Break-even point for renting vs buying a house

David Bernstein is blogging again about the collapse of the housing bubble, which has led me to check into exactly how much value I can lose on a house and still break even over a given period of time.

The average price of a house in the Baton Rouge area appears to be about $220,000. I'm currently paying $510/month on rent. The shortest period in which I could end up staying here is probably six months, one hiring cycle in academia. This means that if I end up losing more than $3,060, or about 1.4%, in the difference between my buy and sell price plus whatever I ended up paying interest-only, it's cheaper to rent.

For a two-year stay, the next possibility, that dollar value goes up to $12,240, or 5.5%. For three years, it's $18,360, or 8.3%.

Housing values in some areas have dropped 4% over the last three months. This tells me that if I'm not expecting at least a two-year stay, and the market doesn't have its sharp downward plunge before the time when I need to actually buy and move, I'm going to be renting. If there's a housing market correction within the next two months, prices may stabilize or even slightly rise again even in the short term, and I may risk it. If there's a massive drop, buying for the longer term may even be profitable, but I suspect that's unlikely in this area because the houses don't seem heavily overpriced to begin with, as they are in other areas.
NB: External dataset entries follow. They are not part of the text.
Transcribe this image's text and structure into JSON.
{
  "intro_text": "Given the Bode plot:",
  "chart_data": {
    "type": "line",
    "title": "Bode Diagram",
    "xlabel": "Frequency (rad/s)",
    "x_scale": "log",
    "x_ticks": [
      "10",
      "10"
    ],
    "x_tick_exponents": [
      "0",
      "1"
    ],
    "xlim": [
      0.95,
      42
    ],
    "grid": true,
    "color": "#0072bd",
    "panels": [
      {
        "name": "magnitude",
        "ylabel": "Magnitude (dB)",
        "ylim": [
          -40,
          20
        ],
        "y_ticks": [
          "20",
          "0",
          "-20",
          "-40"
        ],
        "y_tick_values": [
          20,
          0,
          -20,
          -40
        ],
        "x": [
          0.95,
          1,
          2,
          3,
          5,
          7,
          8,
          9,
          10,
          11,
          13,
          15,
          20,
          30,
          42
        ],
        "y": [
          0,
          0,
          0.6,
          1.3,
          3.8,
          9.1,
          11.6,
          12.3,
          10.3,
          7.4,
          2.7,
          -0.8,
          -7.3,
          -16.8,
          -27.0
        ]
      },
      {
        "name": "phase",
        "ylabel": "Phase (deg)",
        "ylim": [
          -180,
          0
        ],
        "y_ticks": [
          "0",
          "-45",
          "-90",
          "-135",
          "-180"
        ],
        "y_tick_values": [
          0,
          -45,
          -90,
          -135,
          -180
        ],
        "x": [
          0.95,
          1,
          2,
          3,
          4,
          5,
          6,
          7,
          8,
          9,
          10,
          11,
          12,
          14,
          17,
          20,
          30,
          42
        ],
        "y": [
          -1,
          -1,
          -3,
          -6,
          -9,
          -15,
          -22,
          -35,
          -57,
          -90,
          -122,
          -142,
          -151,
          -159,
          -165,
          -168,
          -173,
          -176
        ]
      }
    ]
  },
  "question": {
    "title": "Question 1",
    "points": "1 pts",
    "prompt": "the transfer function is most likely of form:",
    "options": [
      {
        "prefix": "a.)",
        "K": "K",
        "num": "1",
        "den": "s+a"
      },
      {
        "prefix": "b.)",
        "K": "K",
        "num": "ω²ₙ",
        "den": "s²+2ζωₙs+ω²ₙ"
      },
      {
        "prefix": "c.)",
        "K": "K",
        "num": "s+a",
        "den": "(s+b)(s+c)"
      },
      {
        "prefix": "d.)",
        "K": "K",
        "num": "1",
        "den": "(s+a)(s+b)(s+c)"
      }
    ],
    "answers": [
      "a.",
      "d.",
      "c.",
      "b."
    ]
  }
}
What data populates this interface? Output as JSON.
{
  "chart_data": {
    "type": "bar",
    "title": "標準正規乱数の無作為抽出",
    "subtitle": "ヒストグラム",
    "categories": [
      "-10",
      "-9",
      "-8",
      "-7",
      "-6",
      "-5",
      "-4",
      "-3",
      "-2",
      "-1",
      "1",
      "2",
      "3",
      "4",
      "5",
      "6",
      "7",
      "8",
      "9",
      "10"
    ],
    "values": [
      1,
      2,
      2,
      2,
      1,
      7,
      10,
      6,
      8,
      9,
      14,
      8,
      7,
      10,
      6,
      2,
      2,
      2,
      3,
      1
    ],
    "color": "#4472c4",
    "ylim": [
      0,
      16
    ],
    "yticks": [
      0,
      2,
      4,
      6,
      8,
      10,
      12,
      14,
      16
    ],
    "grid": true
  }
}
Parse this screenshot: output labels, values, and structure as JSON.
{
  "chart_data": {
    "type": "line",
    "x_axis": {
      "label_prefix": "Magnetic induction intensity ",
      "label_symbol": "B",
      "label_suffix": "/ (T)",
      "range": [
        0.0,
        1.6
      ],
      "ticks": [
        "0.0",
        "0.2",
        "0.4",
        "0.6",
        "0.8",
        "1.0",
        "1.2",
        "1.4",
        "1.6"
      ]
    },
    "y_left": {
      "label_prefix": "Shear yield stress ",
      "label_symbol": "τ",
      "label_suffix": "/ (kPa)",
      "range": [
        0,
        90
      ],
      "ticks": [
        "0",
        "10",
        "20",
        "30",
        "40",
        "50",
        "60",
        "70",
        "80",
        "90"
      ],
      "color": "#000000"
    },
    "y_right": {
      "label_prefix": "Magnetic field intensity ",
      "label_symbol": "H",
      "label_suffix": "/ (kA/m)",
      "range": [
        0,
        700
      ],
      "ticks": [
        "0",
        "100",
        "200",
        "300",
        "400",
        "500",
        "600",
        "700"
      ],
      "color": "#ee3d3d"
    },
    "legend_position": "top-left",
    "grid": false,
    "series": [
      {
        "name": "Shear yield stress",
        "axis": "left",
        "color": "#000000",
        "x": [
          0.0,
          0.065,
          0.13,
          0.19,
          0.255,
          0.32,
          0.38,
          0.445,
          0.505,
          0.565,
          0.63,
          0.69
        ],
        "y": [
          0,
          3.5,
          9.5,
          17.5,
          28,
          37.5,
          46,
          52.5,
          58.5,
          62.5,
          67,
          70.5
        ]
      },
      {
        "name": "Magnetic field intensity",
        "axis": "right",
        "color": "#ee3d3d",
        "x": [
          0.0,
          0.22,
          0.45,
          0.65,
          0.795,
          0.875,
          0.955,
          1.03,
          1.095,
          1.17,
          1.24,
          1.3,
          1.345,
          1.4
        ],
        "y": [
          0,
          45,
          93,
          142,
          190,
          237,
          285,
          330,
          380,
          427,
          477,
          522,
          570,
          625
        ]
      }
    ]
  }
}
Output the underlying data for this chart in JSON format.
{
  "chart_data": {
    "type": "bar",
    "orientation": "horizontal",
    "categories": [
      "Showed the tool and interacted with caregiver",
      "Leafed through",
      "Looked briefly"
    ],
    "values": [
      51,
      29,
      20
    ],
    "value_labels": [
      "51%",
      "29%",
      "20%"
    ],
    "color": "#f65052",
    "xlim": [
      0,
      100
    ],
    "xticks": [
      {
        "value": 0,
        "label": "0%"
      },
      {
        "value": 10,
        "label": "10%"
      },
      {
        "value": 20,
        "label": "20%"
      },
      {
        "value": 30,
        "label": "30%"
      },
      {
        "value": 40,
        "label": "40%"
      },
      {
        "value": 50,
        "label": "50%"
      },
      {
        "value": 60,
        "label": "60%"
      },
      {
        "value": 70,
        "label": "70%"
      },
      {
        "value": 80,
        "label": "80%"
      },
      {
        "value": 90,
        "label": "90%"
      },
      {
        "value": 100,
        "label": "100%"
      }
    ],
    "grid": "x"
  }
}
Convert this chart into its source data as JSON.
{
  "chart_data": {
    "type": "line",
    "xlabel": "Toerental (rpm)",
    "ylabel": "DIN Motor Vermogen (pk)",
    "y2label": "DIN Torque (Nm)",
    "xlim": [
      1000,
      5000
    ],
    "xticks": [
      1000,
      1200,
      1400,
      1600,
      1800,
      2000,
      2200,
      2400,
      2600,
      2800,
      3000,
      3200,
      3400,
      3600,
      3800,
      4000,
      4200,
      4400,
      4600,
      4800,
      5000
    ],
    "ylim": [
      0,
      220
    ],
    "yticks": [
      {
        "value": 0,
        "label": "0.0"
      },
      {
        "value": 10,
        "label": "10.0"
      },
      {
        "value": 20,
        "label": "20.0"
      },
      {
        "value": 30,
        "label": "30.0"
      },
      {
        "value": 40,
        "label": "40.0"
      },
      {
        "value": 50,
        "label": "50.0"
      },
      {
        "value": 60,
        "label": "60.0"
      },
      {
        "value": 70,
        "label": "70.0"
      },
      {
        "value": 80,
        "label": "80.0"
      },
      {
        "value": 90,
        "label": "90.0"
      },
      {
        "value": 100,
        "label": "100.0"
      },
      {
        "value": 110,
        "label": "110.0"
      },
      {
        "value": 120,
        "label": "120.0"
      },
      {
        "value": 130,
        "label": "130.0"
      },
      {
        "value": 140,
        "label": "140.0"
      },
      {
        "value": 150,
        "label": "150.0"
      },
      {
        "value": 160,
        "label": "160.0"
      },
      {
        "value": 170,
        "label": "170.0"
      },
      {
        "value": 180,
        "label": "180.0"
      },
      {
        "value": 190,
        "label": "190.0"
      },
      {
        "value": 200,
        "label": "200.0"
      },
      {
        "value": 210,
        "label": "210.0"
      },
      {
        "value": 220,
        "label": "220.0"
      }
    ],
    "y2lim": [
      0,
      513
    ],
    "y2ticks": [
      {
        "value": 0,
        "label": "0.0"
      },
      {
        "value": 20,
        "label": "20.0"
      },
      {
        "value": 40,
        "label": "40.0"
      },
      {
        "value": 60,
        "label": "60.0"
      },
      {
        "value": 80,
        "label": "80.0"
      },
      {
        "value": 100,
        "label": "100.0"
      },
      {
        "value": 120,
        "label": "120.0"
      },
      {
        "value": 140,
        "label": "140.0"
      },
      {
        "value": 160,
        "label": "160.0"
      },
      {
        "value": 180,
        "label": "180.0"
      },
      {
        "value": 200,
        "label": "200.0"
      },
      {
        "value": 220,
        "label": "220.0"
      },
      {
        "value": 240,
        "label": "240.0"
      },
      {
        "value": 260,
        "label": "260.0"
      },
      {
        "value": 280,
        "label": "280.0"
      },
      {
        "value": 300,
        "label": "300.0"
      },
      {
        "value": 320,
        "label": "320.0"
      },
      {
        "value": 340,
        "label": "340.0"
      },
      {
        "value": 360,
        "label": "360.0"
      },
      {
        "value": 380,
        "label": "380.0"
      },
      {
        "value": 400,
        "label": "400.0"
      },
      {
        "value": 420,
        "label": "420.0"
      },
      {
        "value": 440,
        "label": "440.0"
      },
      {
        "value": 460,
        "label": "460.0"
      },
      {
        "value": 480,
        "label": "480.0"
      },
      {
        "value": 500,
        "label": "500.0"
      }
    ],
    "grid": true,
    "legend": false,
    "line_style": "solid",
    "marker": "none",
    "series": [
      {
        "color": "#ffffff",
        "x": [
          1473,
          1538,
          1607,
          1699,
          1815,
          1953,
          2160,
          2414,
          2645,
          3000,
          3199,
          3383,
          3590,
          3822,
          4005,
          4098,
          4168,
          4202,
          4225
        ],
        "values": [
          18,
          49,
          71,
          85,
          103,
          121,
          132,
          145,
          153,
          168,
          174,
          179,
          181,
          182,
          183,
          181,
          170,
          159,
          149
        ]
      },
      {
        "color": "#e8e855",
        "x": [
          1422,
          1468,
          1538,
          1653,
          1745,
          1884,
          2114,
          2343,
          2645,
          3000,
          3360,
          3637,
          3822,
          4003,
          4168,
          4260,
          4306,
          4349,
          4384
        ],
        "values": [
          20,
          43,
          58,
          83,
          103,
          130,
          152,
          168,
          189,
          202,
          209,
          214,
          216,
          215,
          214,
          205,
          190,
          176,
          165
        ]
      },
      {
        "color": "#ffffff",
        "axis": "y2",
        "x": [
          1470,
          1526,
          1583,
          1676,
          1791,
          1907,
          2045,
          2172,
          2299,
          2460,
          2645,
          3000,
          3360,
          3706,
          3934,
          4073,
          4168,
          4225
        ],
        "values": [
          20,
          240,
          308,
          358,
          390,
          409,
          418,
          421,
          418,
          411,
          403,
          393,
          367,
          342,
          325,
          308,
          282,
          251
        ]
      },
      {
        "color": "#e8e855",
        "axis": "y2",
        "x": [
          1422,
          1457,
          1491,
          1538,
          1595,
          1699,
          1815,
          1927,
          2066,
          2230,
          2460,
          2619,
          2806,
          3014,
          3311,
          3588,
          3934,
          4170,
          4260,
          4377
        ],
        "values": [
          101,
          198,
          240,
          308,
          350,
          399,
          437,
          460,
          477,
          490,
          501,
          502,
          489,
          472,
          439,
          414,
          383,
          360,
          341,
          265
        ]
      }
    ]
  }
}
Condominiums may be an exception; there are apparently a large number of "investment buyers" in the condo market, and that has jacked the prices and made the market less stable.

Things I still need to find out:

  1. Difference between increase in home values and inflation in prospective areas over the last five years
  2. Whether the new condominiums close to LSU buy and sell quickly thanks to the student population
  3. Whether said condominiums allow pets.